The primary drivers of the recent accelerated warming of the Laurentian Great Lakes from 1982 to 2012 are explored through observations, remote sensing, and regional climate model experiments. The study focuses on the abrupt warming from 1997 to 1998 as a proxy for the long-term warming trend. The lake surface warming has been heterogeneous in both space and time, ranging from moderate warming in late spring over the southern lakes and shallow areas of the northern lakes to strong warming in mid-summer over the northern, deep lake areas.

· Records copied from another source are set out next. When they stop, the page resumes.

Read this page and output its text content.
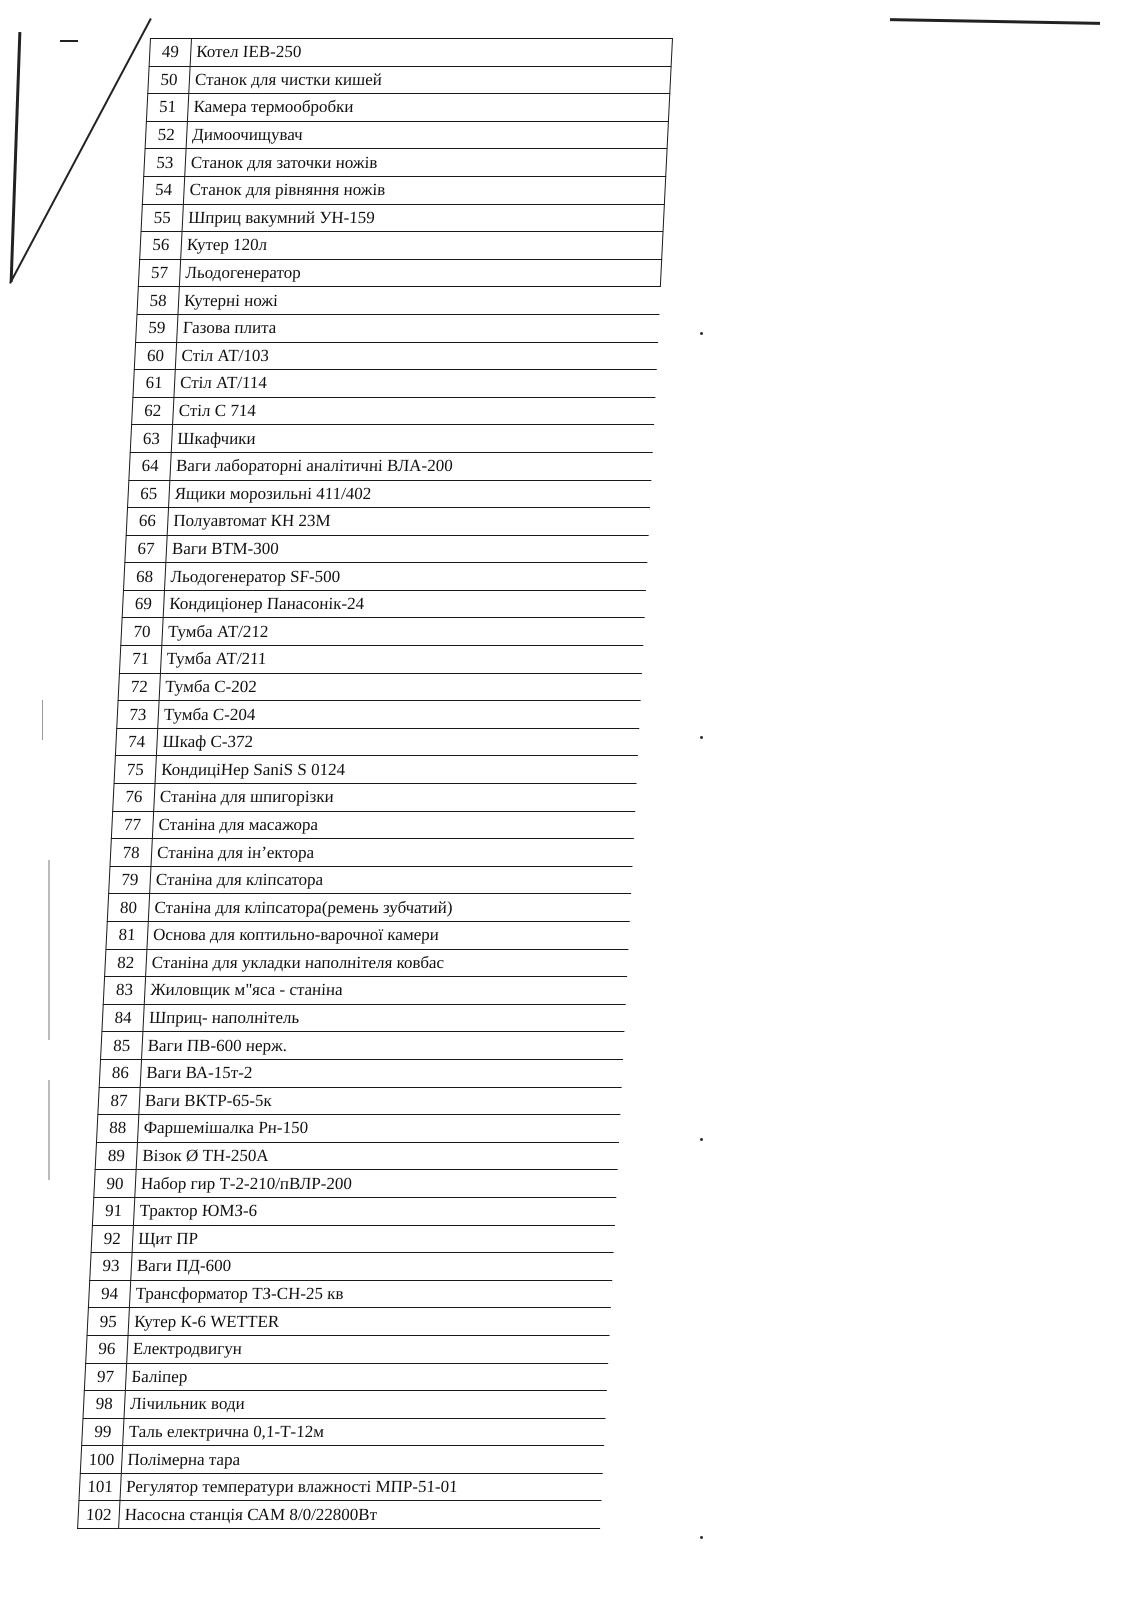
49	Котел IEB-250
50	Станок для чистки кишей
51	Камера термообробки
52	Димоочищувач
53	Станок для заточки ножів
54	Станок для рівняння ножів
55	Шприц вакумний УН-159
56	Кутер 120л
57	Льодогенератор
58	Кутерні ножі
59	Газова плита
60	Стіл АТ/103
61	Стіл АТ/114
62	Стіл С 714
63	Шкафчики
64	Ваги лабораторні аналітичні ВЛА-200
65	Ящики морозильні 411/402
66	Полуавтомат КН 23М
67	Ваги ВТМ-300
68	Льодогенератор SF-500
69	Кондиціонер Панасонік-24
70	Тумба АТ/212
71	Тумба АТ/211
72	Тумба С-202
73	Тумба С-204
74	Шкаф С-372
75	КондиціНер SaniS S 0124
76	Станіна для шпигорізки
77	Станіна для масажора
78	Станіна для ін’ектора
79	Станіна для кліпсатора
80	Станіна для кліпсатора(ремень зубчатий)
81	Основа для коптильно-варочної камери
82	Станіна для укладки наполнітеля ковбас
83	Жиловщик м"яса - станіна
84	Шприц- наполнітель
85	Ваги ПВ-600 нерж.
86	Ваги ВА-15т-2
87	Ваги ВКТР-65-5к
88	Фаршемішалка Рн-150
89	Візок Ø ТН-250А
90	Набор гир Т-2-210/пВЛР-200
91	Трактор ЮМЗ-6
92	Щит ПР
93	Ваги ПД-600
94	Трансформатор ТЗ-СН-25 кв
95	Кутер К-6 WETTER
96	Електродвигун
97	Баліпер
98	Лічильник води
99	Таль електрична 0,1-Т-12м
100	Полімерна тара
101	Регулятор температури влажності МПР-51-01
102	Насосна станція САМ 8/0/22800Вт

The greatest lake warming between 1997 and 1998 occurs over the deepest areas of Lake Superior during mid-summer, primarily arising from enhanced heat accumulation during the mild winter of 1997/1998 and amplified by greater incoming surface solar radiation and air temperature during the spring of 1998, according to model experiments. The mild winter condition, together with the increased solar radiation and air temperature during spring, causes an earlier onset of springtime stratification, resulting in enhanced heat absorption by surface water and thereby contributing to lake surface warming during the subsequent summer in 1998 compared with 1997. In contrast, the modest peak warming over southern lakes and shallow areas of northern lakes from 1997 to 1998 is a rapid response to synchronous increases in solar radiation and air temperature during May between the 2 yr. Changes in antecedent wintertime lake ice cover are found to have played only a minor role in the accelerated warming trend of the Laurentian Great Lakes.